Ce n'est certainement pas au 3e rang du repêchage que l'on peut dénicher un Sidney Crosby. Mais il se trouve encore d'excellents joueurs autour desquels rebâtir une franchise.
Un texte de Guillaume Lefrançois
C'est pourquoi le Canadien pourrait frapper un grand coup, le 22 juin à Pittsburgh, quand il sera appelé au podium.
Voici donc les meilleurs coups réalisés depuis 20 ans par les équipes qui repêchaient au 3e rang.
Henrik Sedin, 1999, Canucks de Vancouver
Dans ce cas, on peut parler d'un choix 2B, puisque les Canucks venaient de repêcher son jumeau, Daniel, au 2e rang. Avec 797 points en 892 matchs et un trophée Hart à son actif, Henrik ne fait pas trop regretter aux Canucks leur choix. Il fait partie d'un noyau qui permet aux Canucks d'amasser 100 points année après année.
Marian Gaborik, 2000, Wild du Minnesota
Les statistiques de Gaborik sont moins impressionnantes que celles de Sedin (647 points en 722 matchs), mais quand il est en santé, le Slovaque est un des marqueurs les plus redoutables de la Ligue nationale. Depuis 2005, il a atteint la marque des 40 buts lors des 3 saisons où il a disputé au moins 70 matchs. Et en 2005-2006, le compteur s'est arrêté à 38 filets... en 65 matchs. Comme Sedin, son rendement dans les séries n'est pas renversant, mais il a tout de même atteint la finale d'association à deux reprises, dont ce printemps avec les Rangers.

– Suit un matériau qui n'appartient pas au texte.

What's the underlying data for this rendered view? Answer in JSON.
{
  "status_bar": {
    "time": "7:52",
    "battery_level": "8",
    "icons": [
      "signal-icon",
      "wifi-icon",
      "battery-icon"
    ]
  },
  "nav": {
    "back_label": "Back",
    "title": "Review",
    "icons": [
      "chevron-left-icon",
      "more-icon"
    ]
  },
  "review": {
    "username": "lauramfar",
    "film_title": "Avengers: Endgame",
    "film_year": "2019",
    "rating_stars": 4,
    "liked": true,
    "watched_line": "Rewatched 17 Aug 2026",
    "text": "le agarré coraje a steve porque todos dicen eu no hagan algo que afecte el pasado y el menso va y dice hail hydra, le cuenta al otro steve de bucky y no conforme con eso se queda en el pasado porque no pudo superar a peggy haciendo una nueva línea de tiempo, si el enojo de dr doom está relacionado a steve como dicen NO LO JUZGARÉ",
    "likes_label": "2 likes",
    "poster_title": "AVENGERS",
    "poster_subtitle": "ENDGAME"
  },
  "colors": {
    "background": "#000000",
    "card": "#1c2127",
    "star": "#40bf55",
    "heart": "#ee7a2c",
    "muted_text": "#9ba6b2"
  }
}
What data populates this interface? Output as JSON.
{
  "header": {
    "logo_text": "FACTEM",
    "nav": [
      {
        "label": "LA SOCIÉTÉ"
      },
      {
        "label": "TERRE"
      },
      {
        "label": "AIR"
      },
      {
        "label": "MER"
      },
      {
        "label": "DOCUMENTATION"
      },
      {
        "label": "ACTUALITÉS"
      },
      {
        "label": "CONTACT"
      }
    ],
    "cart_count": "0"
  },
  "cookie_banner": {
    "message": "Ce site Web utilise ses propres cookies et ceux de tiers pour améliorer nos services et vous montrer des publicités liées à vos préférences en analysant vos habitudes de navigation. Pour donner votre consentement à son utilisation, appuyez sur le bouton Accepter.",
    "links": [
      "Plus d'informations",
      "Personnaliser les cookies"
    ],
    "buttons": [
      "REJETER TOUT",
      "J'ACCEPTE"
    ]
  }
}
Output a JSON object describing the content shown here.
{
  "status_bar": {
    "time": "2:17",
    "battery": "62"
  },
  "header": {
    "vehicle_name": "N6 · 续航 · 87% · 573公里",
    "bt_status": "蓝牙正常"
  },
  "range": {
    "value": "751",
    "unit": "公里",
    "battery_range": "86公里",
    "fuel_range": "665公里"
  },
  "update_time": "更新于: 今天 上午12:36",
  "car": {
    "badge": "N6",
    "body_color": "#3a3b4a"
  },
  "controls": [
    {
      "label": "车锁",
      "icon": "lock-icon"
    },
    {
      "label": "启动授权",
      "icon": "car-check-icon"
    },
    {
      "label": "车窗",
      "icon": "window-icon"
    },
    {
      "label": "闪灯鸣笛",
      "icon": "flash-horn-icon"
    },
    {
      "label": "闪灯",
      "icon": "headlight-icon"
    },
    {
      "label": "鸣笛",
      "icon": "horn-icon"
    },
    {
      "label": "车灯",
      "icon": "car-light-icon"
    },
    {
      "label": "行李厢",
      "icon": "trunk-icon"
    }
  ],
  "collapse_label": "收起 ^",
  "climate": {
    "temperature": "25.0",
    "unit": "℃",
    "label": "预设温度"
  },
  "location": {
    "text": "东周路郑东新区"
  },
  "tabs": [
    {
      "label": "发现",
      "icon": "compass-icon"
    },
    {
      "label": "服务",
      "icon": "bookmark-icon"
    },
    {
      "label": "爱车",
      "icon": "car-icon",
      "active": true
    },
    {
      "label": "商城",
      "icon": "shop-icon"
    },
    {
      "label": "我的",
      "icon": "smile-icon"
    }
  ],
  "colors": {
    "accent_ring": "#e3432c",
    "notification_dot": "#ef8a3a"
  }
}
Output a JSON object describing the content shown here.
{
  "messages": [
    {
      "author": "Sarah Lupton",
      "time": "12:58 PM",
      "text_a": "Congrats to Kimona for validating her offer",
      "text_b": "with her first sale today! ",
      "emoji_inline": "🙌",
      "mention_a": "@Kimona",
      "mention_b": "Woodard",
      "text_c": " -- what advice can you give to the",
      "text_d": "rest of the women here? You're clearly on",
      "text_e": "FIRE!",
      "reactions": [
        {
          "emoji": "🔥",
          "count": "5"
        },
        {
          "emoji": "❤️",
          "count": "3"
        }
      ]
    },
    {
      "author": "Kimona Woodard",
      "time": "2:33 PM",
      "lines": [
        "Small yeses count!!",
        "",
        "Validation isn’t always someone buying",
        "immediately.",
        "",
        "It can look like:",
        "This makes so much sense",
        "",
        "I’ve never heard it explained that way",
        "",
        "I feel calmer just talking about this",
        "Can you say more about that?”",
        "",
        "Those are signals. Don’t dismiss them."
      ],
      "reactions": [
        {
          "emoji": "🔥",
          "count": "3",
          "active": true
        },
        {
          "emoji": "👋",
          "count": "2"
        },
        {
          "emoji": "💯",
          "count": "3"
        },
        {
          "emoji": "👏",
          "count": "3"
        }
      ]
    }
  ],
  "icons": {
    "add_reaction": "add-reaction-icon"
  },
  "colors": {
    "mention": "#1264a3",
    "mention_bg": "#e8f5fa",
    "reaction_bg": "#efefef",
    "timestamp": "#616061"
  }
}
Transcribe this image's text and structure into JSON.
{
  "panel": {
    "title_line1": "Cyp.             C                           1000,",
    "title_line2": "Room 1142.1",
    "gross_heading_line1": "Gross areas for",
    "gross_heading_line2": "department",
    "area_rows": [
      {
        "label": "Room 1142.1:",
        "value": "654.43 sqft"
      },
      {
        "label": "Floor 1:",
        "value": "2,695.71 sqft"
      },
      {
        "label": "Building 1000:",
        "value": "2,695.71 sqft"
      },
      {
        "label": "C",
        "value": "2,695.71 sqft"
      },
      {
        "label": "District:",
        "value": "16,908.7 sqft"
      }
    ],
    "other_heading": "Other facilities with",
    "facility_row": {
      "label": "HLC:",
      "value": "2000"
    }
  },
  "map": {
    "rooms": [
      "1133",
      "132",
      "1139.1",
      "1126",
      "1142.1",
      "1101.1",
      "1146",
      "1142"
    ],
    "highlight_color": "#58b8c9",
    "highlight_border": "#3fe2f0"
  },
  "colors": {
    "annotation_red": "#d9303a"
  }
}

Jonathan Toews, 2006, Blackhawks de Chicago
Les joueurs qui ont soulevé la coupe Stanley ET le trophée Conn-Smythe à 22 ans à titre de capitaine ne courent pas les rues. C'est ce qui rend Jonathan Toews déjà exceptionnel. Depuis cette saison 2009-2010 magique, le Franco-Manitobain s'établit comme un joueur capable de produire un point par match, en plus de remplir des missions défensives de la plus haute importance. Un choix qui rapportera aux Blackhawks pendant longtemps.
De bons coups au 33e rang
Même au deuxième tour, Trevor Timmins pourrait également sortir un lapin de son chapeau. Qui ont été les meilleures prises des 20 dernières années au 33e rang?
Valeri Bure, 1992, Canadien de Montréal
Arrivé à Montréal dès l'âge de 20 ans, le petit frère de Pavel Bure n'a rien cassé avec le Canadien, avec 22 buts et 20 passes à sa meilleure saison en 1995-1996. Mais sa carrière a pris son envol à Calgary, où il a aligné des campagnes de 26, 35 et 27 filets avec les Flames. Le Moscovite a conclu sa carrière assez jeune, à 29 ans, avec 400 points en 621 rencontres.
Loui Eriksson, 2003, Stars de Dallas
Avec trois saisons de suite d'au moins 70 points, Eriksson s'est établi comme un solide attaquant de premier trio. Ce ne sont généralement pas les attentes à l'égard d'un choix de deuxième tour. Les Stars ont dû attendre à 2008-2009 avant de le voir éclore, mais l'attente en a visiblement valu la peine...
James Neal, 2005, Stars de Dallas
Deux ans après Eriksson, le 33e rang a encore souri aux Stars. Mais ce n'est finalement pas aux Stars qu'il a le plus rapporté. Échangé aux Penguins de Pittsburgh il y a un an, l'Ontarien a explosé aux côtés d'Evgeni Malkin avec 40 buts et 41 aides en 2011-2012. C'est maintenant à lui de poursuivre dans cette veine s'il veut être considéré comme un des meilleurs 33e choix de l'histoire.